JUSTIÇA INDIGESTA
João Eichbaum
Para iniciar, um “alvará”, requerido pelos pais, perante a 1ª
Vara Criminal, para realização do aborto, deferido. Depois, pedido de “habeas
corpus” de um padre perante o TJ de Goiás, para suspender o procedimento médico,
também deferido. A seguir, ação de indenização contra o padre, negada em
primeiro e segundo grau de Goiás, mas julgada procedente, 11 anos depois, no
STJ.
O Judiciário errou do primeiro ao último grau de jurisdição.
Antes de mais nada, porque não existe lei que autorize a expedição de “alvará”,
para a prática de aborto. Tal expediente não passa de um disparate transformado
em jurisprudência. “Mutatis mutandis”, equivaleria a um “alvará” concedido ao
marido para matar o amante da esposa, em legítima defesa da honra.
O aborto por recomendação
médica é uma excludente de ilicitude, e a excludente não pode ser reconhecida
antes do fato. A única medida judicial cabível, em tese, no caso de Goiânia, seria
“habeas corpus” preventivo contra possível processo penal.

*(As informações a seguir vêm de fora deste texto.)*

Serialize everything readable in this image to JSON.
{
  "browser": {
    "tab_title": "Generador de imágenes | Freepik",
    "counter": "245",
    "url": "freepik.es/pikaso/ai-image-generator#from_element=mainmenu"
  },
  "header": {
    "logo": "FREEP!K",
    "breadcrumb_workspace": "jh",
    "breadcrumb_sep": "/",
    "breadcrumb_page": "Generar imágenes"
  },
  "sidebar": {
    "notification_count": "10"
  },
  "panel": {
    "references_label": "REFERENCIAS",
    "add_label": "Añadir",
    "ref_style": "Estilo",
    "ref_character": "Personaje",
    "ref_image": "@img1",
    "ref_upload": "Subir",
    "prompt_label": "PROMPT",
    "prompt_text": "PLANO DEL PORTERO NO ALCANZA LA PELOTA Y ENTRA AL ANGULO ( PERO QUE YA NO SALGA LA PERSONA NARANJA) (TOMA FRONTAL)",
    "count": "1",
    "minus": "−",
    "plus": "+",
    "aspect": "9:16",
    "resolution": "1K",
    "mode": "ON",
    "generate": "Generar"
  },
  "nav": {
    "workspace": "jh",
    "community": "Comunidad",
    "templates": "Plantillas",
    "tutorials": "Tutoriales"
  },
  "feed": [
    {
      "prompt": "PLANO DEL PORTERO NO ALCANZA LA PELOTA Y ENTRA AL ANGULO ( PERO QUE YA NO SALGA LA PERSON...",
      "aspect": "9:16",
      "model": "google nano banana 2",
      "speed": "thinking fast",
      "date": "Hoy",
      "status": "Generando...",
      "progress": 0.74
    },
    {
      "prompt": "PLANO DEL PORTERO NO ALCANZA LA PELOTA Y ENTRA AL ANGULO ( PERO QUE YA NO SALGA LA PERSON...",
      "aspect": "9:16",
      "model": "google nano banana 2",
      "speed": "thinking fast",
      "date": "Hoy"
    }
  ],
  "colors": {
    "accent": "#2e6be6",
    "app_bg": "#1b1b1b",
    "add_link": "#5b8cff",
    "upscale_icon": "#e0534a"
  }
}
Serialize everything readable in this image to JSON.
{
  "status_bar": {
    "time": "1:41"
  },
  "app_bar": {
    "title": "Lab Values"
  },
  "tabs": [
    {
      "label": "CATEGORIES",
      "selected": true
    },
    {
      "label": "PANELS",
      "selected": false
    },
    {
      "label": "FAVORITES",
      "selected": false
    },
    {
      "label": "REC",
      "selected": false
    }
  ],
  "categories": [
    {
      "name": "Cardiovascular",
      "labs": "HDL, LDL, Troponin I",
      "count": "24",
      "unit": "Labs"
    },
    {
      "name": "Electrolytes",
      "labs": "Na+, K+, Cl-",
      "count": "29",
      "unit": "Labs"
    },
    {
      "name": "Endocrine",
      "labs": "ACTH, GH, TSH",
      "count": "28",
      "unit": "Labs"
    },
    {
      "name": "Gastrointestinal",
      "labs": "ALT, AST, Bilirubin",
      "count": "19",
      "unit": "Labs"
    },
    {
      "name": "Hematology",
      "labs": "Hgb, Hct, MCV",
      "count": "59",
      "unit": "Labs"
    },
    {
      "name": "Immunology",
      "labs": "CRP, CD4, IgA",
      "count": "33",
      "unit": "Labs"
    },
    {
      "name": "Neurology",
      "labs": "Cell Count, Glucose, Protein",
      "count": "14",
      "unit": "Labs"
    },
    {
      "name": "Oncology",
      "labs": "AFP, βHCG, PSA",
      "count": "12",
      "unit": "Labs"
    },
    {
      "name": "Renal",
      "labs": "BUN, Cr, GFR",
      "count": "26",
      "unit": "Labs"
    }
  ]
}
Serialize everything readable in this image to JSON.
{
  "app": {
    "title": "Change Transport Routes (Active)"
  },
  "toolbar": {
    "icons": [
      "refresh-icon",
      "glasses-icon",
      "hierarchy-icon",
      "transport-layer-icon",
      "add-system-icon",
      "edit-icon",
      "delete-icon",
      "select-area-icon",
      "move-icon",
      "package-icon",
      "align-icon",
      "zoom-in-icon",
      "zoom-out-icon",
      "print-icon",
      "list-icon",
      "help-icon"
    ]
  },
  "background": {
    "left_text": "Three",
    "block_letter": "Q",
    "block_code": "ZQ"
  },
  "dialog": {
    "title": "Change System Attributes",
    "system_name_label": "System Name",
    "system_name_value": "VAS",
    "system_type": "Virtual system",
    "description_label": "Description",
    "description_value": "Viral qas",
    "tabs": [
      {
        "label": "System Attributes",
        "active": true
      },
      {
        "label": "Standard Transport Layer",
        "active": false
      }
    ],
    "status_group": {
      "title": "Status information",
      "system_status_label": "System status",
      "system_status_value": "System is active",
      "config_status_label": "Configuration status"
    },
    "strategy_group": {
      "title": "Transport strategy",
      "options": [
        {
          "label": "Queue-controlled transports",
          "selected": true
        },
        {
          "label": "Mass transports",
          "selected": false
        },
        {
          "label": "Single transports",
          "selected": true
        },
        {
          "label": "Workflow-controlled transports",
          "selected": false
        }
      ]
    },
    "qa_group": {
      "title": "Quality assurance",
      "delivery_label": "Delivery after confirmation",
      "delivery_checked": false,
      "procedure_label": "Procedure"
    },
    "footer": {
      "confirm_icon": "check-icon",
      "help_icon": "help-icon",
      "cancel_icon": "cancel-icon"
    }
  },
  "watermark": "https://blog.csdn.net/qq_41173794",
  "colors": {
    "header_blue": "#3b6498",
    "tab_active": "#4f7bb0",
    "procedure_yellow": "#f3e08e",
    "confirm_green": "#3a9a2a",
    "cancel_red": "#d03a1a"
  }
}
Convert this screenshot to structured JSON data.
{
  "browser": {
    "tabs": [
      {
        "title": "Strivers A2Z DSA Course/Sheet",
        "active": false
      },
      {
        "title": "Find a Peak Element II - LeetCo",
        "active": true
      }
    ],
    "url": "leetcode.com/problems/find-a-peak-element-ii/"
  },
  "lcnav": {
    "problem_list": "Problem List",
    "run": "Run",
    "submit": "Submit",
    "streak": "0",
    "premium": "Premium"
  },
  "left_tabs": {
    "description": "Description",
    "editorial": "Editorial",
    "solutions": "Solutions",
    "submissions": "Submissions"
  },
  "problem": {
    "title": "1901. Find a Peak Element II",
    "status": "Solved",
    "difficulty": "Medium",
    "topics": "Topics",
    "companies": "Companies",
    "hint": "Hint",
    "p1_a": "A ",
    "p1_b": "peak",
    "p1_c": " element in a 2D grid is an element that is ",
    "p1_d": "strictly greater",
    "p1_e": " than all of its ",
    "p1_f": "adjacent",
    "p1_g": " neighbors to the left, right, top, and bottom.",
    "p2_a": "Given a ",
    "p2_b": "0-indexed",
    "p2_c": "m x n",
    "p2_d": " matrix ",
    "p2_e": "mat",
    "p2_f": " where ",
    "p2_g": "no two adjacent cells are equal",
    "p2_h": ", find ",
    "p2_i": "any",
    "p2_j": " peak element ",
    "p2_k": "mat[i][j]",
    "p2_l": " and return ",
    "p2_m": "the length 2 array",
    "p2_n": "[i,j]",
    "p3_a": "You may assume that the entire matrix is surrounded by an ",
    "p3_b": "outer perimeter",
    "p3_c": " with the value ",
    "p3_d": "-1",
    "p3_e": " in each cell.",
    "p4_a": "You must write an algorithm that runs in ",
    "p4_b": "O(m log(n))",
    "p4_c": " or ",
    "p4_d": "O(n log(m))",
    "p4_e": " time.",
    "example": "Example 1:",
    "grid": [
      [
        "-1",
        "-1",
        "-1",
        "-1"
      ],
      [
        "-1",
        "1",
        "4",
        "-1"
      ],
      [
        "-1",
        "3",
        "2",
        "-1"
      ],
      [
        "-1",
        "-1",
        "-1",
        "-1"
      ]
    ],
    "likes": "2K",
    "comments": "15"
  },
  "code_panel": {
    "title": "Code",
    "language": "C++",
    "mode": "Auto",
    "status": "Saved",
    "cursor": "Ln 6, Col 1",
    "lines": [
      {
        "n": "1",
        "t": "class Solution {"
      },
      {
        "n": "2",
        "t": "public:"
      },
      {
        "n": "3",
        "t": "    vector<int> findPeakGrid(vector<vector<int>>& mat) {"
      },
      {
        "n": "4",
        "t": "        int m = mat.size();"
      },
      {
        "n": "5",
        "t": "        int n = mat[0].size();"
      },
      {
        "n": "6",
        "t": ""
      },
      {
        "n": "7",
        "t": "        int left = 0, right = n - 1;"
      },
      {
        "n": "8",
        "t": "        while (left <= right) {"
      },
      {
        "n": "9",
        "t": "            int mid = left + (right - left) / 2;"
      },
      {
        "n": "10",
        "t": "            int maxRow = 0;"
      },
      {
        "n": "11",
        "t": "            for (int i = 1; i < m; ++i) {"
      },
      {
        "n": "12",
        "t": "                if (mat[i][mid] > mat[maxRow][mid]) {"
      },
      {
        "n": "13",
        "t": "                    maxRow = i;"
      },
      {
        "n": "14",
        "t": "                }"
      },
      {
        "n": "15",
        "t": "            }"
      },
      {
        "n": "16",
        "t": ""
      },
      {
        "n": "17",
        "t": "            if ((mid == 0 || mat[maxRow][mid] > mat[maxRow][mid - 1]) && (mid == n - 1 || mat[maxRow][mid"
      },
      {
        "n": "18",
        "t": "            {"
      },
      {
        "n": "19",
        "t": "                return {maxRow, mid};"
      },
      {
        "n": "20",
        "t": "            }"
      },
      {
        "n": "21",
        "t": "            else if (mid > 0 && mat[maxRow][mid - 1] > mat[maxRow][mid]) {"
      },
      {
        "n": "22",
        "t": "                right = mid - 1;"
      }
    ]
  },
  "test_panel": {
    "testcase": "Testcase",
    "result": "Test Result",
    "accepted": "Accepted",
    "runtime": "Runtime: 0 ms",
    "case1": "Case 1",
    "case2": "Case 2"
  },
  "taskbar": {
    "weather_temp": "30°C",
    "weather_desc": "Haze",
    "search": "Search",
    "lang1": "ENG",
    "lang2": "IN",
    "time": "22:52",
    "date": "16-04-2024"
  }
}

Esse erro gerou outro: o segundo
grau de Goiás, deferiu ao padre um “habeas corpus” incabível, por sua natureza
e a teor dos artigos 647 e 648 do Código de Processo Penal. Seria o mesmo que
impetrar HC para não ser vítima de latrocínio por parte de algum delinquente
liberado pela justiça.
Erraram o primeiro e o segundo grau de Goiânia, porque a ação
cível contra o padre não poderia ter prosperado: o erro do TJ de Goiás,
deferindo o HC, concedeu ao padre um falso direito, que o protege contra ação
de indenização (art. 188 do Código Civil). Além disso, sendo o erro do Tribunal
a causa direta do dano produzido, a ação cível comportava litisconsórcio
passivo necessário: (art.113 e 114 do Código de Processo Civil) contra o padre
e contra o Estado.
O Superior Tribunal de Justiça, que não se dá conta dos estragos
causados pelo poder, ignorou o erro do advogado do casal ao não requerer a
citação do Estado, e fez tábula rasa do CPP, do CPC e do CC. E assim foram
engolidos os indigestos erros judiciários, os maus julgados que engrossam a
desconfiança de que a Justiça está passando mal.